Из сказанного становится ясно, что образная система символизма трансформирует романтическое отношение к действительности, при котором внешний мир противостоит человеку в своей нерасчлененной тотальности, и стремится поэтому узреть слабо, намеком данный идеал (романтическое понятие) не в самой этой действительности как в чем-то едином, а ощутить по контрасту или нащупать по соответствию с отдельными деталями. С этим связана возросшая роль лирического субъекта в символистской поэзии, отмечаемая Д. Обломиевским. «Объективные детали, существующие вне героя, вступают в образ лишь через соприкосновение с восприятием героя, делаются составным!! частями образа, только пройдя через его зрение, слух, обоняние. Поэт имеет постоянно дело не с описанием вещей, а как бы с передачей комплекса ощущений, вызванного вещами». Отсюда автор делает совершенно закономерный вывод о близости образности Бодлера к образности импрессионистической, справедливо оспаривая при этом взгляды некоторых буржуазных ученых, критиков и литературоведов, считающих Бодлера эгоцентриком и солипсистом, видящим в объективном мире лишь отражение своего «я».

Дело здесь прежде всего в обостренной чувствительности самого поэта, одним из первых выразившего затерянность одинокого человека в полном контрастов и уродства большом капиталистическом городе. Недаром Т. -С. Элиот, сформировавшийся как поэт под сильным влиянием Бодлера и сам в значительной степени построивший свою поэтику на контрастном сопоставлении образов, нарочито приземленных и изощренно мифологизированных, отмечал, что «образы грязной жизни большого города» Бодлер сумел поднять до «высшей наполненности».

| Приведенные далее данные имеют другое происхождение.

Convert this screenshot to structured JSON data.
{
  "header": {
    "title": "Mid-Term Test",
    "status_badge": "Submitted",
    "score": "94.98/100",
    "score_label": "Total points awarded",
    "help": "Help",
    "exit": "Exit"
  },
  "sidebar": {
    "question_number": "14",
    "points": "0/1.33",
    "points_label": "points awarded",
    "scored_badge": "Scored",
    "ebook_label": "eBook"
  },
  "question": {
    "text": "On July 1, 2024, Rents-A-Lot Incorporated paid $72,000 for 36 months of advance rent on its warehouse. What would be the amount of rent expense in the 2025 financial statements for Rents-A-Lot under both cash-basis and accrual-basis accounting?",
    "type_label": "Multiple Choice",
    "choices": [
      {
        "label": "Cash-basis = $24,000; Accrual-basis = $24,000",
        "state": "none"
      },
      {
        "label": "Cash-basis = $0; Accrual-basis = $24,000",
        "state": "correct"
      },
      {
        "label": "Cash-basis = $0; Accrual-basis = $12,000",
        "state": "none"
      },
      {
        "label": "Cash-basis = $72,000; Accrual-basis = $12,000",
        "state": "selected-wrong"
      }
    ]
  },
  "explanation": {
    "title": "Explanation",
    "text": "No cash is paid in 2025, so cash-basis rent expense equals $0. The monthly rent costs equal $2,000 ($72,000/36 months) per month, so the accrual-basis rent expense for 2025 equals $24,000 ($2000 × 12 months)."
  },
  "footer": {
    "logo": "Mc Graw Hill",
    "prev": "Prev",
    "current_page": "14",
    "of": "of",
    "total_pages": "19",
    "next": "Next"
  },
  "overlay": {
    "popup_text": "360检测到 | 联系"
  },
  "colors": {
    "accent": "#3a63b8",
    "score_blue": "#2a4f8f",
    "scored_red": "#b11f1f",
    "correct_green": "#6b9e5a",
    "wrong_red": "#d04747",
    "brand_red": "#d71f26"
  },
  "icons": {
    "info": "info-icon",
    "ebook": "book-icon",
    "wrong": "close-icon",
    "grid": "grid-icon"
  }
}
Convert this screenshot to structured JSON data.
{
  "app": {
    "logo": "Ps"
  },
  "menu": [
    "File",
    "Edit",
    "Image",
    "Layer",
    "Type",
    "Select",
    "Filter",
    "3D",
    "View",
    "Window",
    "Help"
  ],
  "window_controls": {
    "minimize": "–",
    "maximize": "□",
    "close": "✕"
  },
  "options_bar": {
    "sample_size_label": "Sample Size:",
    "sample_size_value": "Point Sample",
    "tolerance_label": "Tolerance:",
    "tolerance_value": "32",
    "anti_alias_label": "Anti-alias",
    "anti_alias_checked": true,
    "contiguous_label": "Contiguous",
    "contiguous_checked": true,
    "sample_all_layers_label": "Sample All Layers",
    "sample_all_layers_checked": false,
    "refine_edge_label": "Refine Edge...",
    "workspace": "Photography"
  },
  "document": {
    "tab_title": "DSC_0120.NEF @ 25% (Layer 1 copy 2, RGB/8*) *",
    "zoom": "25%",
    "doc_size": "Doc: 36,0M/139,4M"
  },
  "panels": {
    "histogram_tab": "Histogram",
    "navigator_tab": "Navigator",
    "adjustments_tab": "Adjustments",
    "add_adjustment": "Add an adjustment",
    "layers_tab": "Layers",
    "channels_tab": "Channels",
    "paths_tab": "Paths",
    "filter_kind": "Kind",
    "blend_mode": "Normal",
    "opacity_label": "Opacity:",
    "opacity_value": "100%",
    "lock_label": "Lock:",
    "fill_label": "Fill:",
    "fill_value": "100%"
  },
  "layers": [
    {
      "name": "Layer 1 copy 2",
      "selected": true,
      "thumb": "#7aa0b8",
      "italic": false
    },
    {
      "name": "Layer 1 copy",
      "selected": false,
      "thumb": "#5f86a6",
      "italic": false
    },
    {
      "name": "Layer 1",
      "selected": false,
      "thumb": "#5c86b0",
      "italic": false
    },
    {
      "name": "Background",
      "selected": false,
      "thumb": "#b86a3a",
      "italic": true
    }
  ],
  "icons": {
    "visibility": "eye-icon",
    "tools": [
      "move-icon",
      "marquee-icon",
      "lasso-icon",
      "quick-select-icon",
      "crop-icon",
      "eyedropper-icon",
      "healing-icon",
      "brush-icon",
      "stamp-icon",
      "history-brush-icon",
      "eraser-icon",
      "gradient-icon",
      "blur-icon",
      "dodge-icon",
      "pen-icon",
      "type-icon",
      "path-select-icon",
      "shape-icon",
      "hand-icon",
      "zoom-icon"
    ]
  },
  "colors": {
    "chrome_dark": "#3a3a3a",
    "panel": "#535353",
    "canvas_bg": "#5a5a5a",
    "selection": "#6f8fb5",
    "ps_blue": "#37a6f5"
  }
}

Говоря о трагизме бодлеровского восприятия мира, проистекающем из того, что «идеал изображается в ожесточенной борьбе, схватке со злом», Д. Обломиевский заключает, что «идеал почти всегда в «Цветах Зла» оказывается побежденным». Однако пессимизм Бодлера (о его объяснении конкретно-историческими причинами уже упоминалось выше) автор не склонен объявлять проявлением декадентства и в связи с этим формулирует принципиально важное для дальнейшего анализа символизма положение об основной, по его мнению, особенности декадентства как особого мировоззрения: «Декадентство обязательно включает в себя попытки принять существующее, примириться со злом. Зло представляется присущим данному обществу. Если существующее признано единственно возможным, неизбежно и приятие этого зла». Поэтому элементы декаданса в поэзии Бодлера автор находит там, где поэт оправдывает Зло или представляет ужасное как комическое, то есть не опасное, нечто, с чем можно примириться.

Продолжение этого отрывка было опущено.